Group W and KPIX also created, in 1975 (with its premiere in 1976), America's first non-news magazine series, Evening Magazine with host Jan Yanehiro. After the first few years, it franchised to Group W stations and eventually to other markets through local stations, using the name PM Magazine on non-Group W stations airing the show.

=== Made-for-TV movies ===
- Mafia Princess, starring Tony Curtis and Susan Lucci (1986)

===Children's/animated series===
- Dino Babies (1994–1996)
- Teenage Mutant Ninja Turtles (1987 version)
- The New Adventures of Speed Racer (1993 version)
- Way Cool (1991–1992) ()
- The in-house Filmation library (He-Man and the Masters of the Universe, The Archie Show, She-Ra: Princess of Power, Fat Albert and the Cosby Kids, Ghostbusters, BraveStarr, Mission: Magic!, among other titles)

===First-run syndicated shows===
- Fight Back! with David Horowitz (1976–1992)
- Bob Vila's Home Again (1990–2005)
- The George Michael Sports Machine (1995–2001)
- Martha Stewart Living (1993–2004)
- "Hour Magazine" with Gary Collins and Pat Mitchell co-hosting (1981–1991)

===End of Group W Productions===
After the merger with CBS in 1996, Westinghouse acquired Ed Wilson and Bob Cook's MaXam Entertainment and merged it with Group W Productions and CBS Enterprises (including CBS Broadcast International) to form Eyemark Entertainment, with CBS Broadcast International acquiring the overseas rights to the Group W backlog.

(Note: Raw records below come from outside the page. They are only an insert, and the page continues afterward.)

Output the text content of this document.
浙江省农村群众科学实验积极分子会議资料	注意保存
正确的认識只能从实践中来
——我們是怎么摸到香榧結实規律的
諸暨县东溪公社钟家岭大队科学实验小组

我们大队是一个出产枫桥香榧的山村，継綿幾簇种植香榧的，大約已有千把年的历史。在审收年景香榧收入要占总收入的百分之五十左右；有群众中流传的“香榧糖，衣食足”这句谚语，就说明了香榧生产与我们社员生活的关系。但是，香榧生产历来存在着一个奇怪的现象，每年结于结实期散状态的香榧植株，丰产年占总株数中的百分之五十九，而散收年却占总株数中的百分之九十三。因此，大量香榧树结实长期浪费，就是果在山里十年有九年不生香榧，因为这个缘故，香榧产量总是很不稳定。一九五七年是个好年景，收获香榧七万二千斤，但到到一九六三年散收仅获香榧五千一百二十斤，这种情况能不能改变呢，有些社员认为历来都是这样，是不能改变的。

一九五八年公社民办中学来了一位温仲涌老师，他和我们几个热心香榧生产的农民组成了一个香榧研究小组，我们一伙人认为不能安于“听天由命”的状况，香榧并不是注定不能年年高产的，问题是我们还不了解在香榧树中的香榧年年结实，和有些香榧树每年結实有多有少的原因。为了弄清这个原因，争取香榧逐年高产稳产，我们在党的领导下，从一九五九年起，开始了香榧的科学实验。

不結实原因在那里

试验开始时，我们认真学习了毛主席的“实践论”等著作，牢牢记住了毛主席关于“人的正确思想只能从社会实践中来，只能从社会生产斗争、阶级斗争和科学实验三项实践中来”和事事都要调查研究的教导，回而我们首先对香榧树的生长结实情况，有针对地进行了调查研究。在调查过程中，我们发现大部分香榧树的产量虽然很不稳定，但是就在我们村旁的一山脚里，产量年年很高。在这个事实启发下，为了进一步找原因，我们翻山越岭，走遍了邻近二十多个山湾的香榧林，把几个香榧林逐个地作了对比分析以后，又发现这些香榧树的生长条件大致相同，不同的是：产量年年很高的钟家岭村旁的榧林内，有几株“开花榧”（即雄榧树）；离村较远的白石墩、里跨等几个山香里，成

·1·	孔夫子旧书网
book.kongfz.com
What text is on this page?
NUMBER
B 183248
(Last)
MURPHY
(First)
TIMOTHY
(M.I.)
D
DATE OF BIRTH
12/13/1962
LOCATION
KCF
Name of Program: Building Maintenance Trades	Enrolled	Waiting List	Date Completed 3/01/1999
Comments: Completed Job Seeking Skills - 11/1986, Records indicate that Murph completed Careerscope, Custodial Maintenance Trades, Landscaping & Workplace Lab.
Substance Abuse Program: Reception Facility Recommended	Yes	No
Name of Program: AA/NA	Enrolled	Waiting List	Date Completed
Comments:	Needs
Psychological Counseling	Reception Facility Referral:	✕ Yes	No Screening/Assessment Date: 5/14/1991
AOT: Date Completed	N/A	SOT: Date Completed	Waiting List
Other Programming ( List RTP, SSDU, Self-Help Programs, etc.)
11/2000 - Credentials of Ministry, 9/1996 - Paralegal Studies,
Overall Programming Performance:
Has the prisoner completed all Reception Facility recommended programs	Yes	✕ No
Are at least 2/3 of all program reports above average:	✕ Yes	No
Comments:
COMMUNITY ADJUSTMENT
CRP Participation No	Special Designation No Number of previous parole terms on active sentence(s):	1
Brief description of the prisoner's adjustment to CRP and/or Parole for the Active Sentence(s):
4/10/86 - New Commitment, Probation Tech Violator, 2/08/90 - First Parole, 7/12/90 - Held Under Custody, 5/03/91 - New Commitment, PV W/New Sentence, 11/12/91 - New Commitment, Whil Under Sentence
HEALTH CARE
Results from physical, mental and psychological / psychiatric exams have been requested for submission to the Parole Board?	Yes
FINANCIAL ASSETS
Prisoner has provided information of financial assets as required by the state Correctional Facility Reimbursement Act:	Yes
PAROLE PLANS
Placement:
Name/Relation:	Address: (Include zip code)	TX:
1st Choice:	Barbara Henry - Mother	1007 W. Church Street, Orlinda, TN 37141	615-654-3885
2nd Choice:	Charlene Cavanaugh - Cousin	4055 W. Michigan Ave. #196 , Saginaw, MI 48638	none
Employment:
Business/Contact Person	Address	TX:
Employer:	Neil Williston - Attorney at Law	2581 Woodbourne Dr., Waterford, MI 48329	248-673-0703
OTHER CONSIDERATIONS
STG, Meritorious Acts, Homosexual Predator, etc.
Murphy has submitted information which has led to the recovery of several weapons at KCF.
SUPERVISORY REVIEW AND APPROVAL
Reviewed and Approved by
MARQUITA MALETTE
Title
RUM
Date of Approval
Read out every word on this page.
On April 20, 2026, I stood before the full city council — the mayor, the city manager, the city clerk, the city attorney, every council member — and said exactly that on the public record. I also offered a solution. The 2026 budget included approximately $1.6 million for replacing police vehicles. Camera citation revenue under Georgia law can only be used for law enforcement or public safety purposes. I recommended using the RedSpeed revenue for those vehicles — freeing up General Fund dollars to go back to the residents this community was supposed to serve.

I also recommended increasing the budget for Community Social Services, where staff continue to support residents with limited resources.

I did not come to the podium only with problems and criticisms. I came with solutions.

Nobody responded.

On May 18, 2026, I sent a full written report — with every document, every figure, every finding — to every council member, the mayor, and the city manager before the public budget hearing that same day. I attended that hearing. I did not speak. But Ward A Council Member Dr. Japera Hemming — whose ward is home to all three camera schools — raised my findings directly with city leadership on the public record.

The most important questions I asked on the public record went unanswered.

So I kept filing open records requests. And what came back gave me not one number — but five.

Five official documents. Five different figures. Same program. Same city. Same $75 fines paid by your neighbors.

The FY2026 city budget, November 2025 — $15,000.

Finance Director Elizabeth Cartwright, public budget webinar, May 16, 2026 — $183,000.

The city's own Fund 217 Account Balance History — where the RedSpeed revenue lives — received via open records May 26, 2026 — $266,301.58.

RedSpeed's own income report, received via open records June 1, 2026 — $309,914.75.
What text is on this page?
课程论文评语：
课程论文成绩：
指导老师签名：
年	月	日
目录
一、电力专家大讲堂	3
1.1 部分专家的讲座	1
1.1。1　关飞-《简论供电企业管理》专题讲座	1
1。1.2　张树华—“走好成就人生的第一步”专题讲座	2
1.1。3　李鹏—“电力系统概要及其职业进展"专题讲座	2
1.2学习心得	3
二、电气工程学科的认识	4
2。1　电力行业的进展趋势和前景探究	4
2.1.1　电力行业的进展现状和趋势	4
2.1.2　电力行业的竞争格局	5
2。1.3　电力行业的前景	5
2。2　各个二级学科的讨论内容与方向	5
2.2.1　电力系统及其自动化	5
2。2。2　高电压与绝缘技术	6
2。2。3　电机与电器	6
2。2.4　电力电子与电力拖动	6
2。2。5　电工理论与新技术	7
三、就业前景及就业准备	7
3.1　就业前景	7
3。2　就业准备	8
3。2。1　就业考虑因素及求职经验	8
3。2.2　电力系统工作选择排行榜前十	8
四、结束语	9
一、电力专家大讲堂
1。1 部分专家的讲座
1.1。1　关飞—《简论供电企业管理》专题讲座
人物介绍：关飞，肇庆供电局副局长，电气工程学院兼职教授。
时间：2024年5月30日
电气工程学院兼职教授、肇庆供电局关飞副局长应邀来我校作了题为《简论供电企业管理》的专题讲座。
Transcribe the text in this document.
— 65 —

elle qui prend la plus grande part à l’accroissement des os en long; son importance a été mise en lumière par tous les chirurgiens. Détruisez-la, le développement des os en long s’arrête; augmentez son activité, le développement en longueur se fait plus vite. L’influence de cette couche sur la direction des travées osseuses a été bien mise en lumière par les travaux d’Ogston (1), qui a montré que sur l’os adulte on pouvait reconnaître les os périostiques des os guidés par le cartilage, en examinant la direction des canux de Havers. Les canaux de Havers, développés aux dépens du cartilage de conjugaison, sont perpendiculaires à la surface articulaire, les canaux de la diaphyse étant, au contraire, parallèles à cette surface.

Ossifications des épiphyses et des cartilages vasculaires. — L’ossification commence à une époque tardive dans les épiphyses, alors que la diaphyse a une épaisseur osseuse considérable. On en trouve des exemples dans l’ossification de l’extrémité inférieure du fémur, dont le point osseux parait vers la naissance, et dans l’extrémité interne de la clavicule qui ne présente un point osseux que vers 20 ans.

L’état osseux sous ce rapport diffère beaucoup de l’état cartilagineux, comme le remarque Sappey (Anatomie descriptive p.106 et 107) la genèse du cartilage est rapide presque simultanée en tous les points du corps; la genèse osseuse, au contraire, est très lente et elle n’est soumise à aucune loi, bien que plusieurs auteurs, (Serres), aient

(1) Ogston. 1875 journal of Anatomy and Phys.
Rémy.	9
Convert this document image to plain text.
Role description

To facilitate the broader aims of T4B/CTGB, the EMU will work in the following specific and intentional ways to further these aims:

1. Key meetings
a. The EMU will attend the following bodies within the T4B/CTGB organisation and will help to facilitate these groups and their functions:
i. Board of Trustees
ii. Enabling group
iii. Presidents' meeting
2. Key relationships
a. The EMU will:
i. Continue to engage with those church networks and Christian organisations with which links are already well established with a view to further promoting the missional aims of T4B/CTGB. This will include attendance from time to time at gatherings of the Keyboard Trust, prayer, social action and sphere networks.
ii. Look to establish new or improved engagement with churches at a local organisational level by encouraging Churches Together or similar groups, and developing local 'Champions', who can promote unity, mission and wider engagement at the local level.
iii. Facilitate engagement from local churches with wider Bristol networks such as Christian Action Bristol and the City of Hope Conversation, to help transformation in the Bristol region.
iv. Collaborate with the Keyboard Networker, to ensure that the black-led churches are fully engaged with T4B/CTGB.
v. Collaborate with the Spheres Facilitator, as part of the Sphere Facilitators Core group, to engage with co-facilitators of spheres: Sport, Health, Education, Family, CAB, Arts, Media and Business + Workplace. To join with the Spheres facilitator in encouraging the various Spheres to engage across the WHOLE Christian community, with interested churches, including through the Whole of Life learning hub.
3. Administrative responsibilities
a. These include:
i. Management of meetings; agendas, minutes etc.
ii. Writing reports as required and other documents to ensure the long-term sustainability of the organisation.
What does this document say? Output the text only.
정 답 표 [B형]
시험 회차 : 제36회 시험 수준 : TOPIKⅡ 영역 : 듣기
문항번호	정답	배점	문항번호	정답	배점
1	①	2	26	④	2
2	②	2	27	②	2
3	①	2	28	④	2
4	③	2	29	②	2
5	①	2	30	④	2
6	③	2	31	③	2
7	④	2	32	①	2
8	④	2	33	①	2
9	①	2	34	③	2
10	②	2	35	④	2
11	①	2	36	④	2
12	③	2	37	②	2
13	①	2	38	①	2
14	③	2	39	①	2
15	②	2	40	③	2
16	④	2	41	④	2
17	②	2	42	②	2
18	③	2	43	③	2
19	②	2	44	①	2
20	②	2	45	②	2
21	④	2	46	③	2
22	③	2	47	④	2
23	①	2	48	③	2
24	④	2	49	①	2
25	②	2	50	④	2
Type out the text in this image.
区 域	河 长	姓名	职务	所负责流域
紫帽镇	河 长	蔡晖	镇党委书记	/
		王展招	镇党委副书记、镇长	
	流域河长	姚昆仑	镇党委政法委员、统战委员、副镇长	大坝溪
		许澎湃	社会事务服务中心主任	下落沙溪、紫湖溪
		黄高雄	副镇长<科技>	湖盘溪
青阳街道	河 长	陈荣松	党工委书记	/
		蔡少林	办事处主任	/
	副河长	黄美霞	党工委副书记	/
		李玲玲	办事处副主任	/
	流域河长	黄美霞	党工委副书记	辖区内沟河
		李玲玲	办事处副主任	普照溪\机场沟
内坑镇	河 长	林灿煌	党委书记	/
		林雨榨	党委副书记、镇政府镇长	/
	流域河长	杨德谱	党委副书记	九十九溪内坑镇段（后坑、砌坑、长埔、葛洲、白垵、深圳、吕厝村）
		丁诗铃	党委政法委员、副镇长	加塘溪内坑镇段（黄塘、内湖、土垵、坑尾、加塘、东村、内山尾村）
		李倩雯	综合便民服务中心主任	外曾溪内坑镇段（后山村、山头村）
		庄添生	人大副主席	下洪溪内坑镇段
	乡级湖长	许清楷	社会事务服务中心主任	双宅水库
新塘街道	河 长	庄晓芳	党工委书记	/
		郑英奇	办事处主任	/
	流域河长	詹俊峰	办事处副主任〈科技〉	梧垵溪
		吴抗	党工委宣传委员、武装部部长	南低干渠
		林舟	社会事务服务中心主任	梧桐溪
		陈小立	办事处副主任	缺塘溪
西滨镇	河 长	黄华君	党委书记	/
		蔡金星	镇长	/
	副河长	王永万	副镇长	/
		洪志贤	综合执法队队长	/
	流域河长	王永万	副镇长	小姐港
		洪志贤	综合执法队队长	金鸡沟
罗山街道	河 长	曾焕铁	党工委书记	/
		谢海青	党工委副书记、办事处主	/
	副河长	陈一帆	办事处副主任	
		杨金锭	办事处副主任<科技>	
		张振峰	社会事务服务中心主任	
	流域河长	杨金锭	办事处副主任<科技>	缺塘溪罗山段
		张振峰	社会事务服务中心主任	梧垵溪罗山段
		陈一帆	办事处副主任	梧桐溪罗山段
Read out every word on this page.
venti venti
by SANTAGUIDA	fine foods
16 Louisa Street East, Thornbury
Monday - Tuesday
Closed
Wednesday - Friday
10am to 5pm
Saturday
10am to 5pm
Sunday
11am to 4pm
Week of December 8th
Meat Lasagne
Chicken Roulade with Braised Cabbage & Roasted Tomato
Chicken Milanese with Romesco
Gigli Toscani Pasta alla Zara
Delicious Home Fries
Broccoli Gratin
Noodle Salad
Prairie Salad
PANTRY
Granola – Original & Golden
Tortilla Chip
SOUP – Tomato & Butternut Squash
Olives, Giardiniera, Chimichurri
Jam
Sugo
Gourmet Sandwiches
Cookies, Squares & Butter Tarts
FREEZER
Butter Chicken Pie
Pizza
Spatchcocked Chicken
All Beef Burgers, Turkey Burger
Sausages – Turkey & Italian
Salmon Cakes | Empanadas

Eyemark was in turn folded into King World Productions following King World's acquisition by CBS in 2000. King World gained control of most of the Group W and Eyemark libraries from 2000 to 2005. These libraries are now controlled by CBS Media Ventures. The Filmation library and The George Michael Sports Machine are owned by NBCUniversal (the former through DreamWorks Animation/Classic Media), Bob Vila's Home Again is owned by Bob Vila with Telco Productions handling distribution rights, and the 1987 Teenage Mutant Ninja Turtles series is now owned by Nickelodeon via Viacom International Inc., with Paramount Home Entertainment handling home media rights.

== Cable networks ==
- The Nashville Network (then co-owned with Gaylord Entertainment; Group W later bought Gaylord's stake in the channel; later owned by Viacom's MTV Networks as Spike (currently Paramount Network as of 2018))
- The Disney Channel (then co-owned with The Walt Disney Company; Disney later bought Group W's 50 percent stake prior to its launch)
- Home Team Sports (Baltimore\Washington network) and Home Sports Entertainment (Dallas)
- Home Theater Network (1978–1987)
- Satellite News Channel (co-owned with ABC; network went defunct after a year)
- Showtime (50 percent stake with Viacom from 1981 (when Group W acquired TelePrompTer), until they sold their half of Showtime back to Viacom in 1982)
- Wisconsin Sports Network (co-owned with the Milwaukee Time Warner Cable franchise from 1996 to 1998, then merged into CBS Cable's Midwest Sports Channel (MSC). Later bought by Fox in 2000 and became FSN North and FSN Wisconsin (No relation to the present-day website of the same name.)